Sadly, nowadays, this type of sustainability can’t be separated from an important funds availability. We have the luck to secure our staff with short days and weeks, leaving them a good space for their private lives, but we logically pass from our clientele help and the acceptance to pay a bill which is adeguate to our ethics.

I believe that we must be able to create cohesion in an industry that already changed a lot since my beginnings, but that maybe became less humble.

Even if the workday is a little harder, you can be able to turn it into incredibly didactic hours, into words and feelings exchange moments. We can be great leaders building days of common visions, of respect, fun and commitment .

In the end we just need recognition, dignity. Emotionally and financially. You don’t need a utopian society, you rather want empathy and fairness.

Human chains and teamwork always corresponded to surprising results. The potentiality of a single being is remarkable, but it fades away in front of the indomitable collective solidity.

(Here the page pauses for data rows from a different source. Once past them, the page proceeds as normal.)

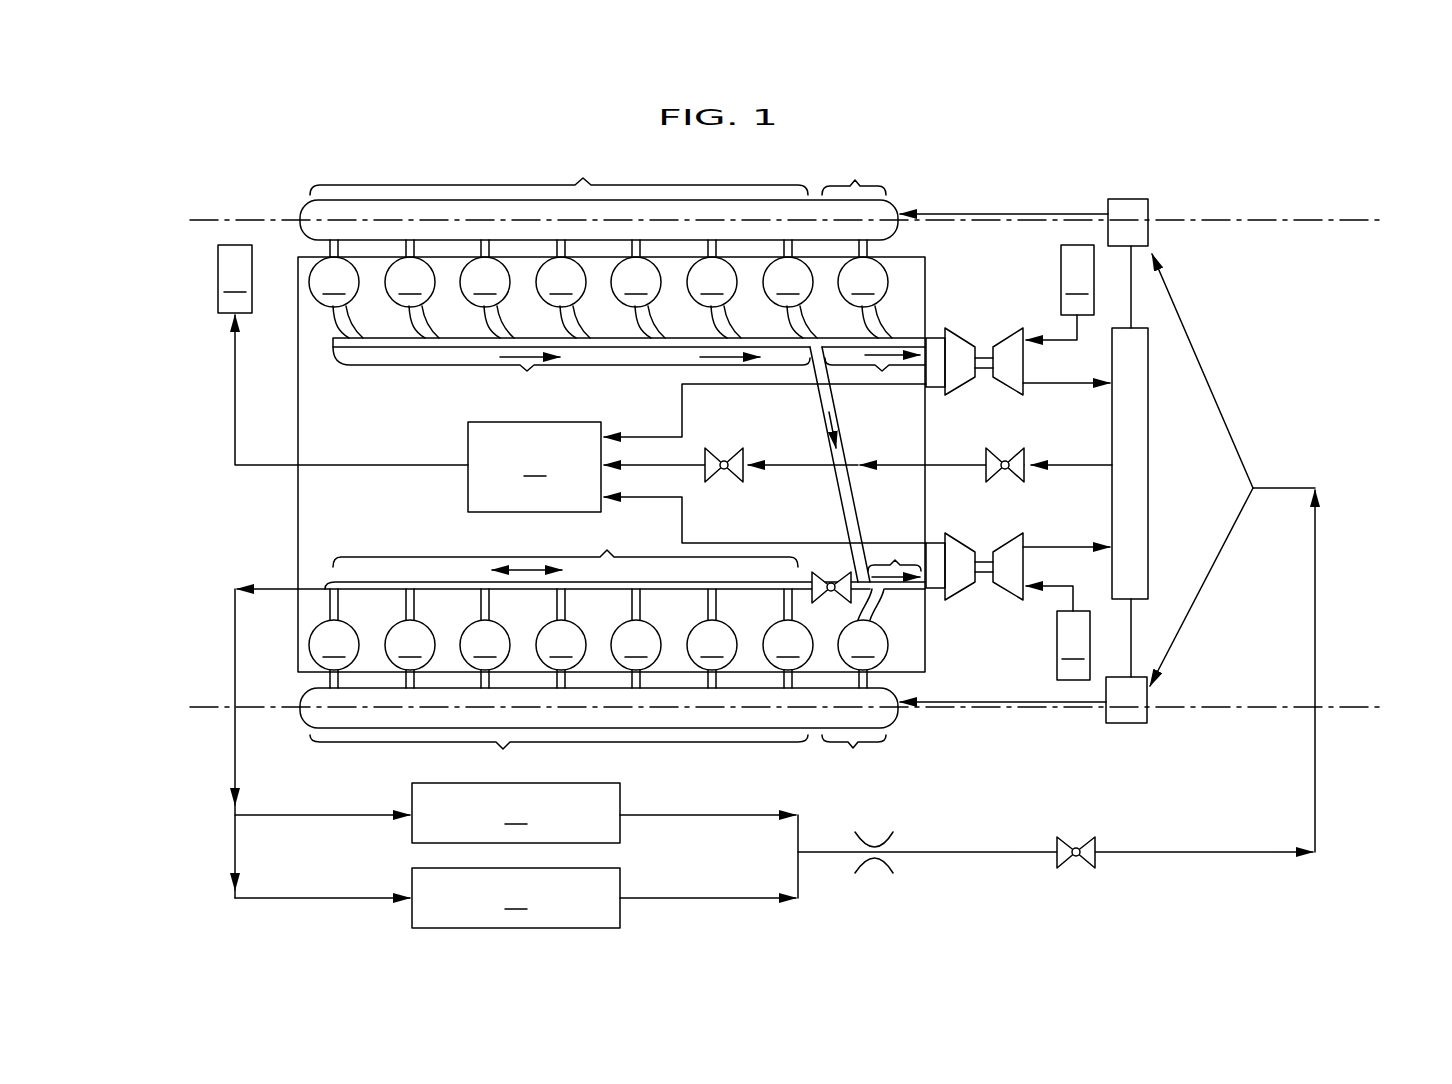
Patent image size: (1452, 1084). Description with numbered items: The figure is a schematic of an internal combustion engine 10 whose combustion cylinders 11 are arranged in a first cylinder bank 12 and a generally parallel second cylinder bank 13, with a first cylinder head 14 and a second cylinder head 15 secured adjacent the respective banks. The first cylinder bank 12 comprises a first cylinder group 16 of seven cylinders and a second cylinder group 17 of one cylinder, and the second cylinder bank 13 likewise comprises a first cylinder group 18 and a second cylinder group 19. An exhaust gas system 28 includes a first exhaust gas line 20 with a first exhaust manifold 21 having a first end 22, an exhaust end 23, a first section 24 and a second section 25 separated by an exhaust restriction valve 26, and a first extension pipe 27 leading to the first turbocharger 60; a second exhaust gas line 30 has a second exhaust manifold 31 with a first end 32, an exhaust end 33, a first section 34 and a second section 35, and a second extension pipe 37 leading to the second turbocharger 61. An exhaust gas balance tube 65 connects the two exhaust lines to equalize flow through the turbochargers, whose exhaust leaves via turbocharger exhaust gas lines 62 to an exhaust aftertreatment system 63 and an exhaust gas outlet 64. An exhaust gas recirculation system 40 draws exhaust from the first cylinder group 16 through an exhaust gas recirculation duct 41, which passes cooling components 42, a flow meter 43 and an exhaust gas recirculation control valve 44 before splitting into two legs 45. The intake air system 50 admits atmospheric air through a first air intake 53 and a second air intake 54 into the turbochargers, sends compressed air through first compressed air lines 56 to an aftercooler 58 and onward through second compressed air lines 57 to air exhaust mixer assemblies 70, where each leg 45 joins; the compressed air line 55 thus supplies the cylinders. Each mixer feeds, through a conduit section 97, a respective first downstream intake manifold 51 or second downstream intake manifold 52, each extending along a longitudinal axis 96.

The internal combustion engine 10 is at (1085, 147).
The combustion cylinder 11 is at (598, 463).
The first cylinder bank 12 is at (202, 637).
The second cylinder bank 13 is at (232, 222).
The first cylinder head 14 is at (298, 275).
The second cylinder head 15 is at (298, 653).
The first cylinder group 16 is at (559, 754).
The second cylinder group 17 is at (854, 756).
The first cylinder group 18 is at (559, 171).
The second cylinder group 19 is at (854, 175).
The first exhaust gas line 20 is at (342, 592).
The first exhaust manifold 21 is at (365, 592).
The first end 22 is at (323, 582).
The exhaust end 23 is at (922, 590).
The first section 24 is at (625, 555).
The second section 25 is at (894, 557).
The exhaust restriction valve 26 is at (826, 599).
The first extension pipe 27 is at (938, 588).
The exhaust gas system 28 is at (210, 443).
The second exhaust gas line 30 is at (380, 337).
The second exhaust manifold 31 is at (395, 337).
The first end 32 is at (330, 350).
The exhaust end 33 is at (902, 338).
The first section 34 is at (629, 368).
The second section 35 is at (875, 372).
The second extension pipe 37 is at (935, 338).
The exhaust gas recirculation system 40 is at (215, 851).
The exhaust gas recirculation duct 41 is at (235, 702).
The cooling component 42 is at (516, 855).
The flow meter 43 is at (863, 870).
The exhaust gas recirculation control valve 44 is at (1067, 870).
The leg 45 is at (1224, 422).
The intake air system 50 is at (1036, 178).
The first downstream intake manifold 51 is at (895, 714).
The second downstream intake manifold 52 is at (893, 212).
The first air intake 53 is at (1058, 633).
The second air intake 54 is at (1060, 292).
The compressed air line 55 is at (1131, 280).
The first compressed air line 56 is at (1055, 383).
The second compressed air line 57 is at (1131, 310).
The aftercooler 58 is at (1148, 480).
The first turbocharger 60 is at (962, 533).
The second turbocharger 61 is at (967, 338).
The turbocharger exhaust gas line 62 is at (712, 386).
The exhaust aftertreatment system 63 is at (534, 467).
The exhaust gas outlet 64 is at (343, 355).
The exhaust gas balance tube 65 is at (818, 398).
The air exhaust mixer assembly 70 is at (1128, 198).
The longitudinal axis 96 is at (1306, 219).
The conduit section 97 is at (1003, 212).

Simon Rogan managed to hug many great professionals inside his microcosm, reaching unimaginable milestones. And so us all, we see ourselves connected by what could be the greatest collective act in history: merged in a disproportioned fight against our own actions, our own being-human. Against our vices, our carelessness, our long indifference. Why can’t we think about a new wave of restaurants as a geo-temporal mirror, where knowledge and techniques are globally shared, but ingredients are strictly local? Why can’t we support smaller producers, basically just an online research apart? L’Enclume reminds us how willingness is often power, how we could perhaps still fix our mistakes. Because it mostly depends on us, we should just accept it. Because we can’t do more than give it a chance or give up. But how many of us, in all fairness, wouldn’t like to try?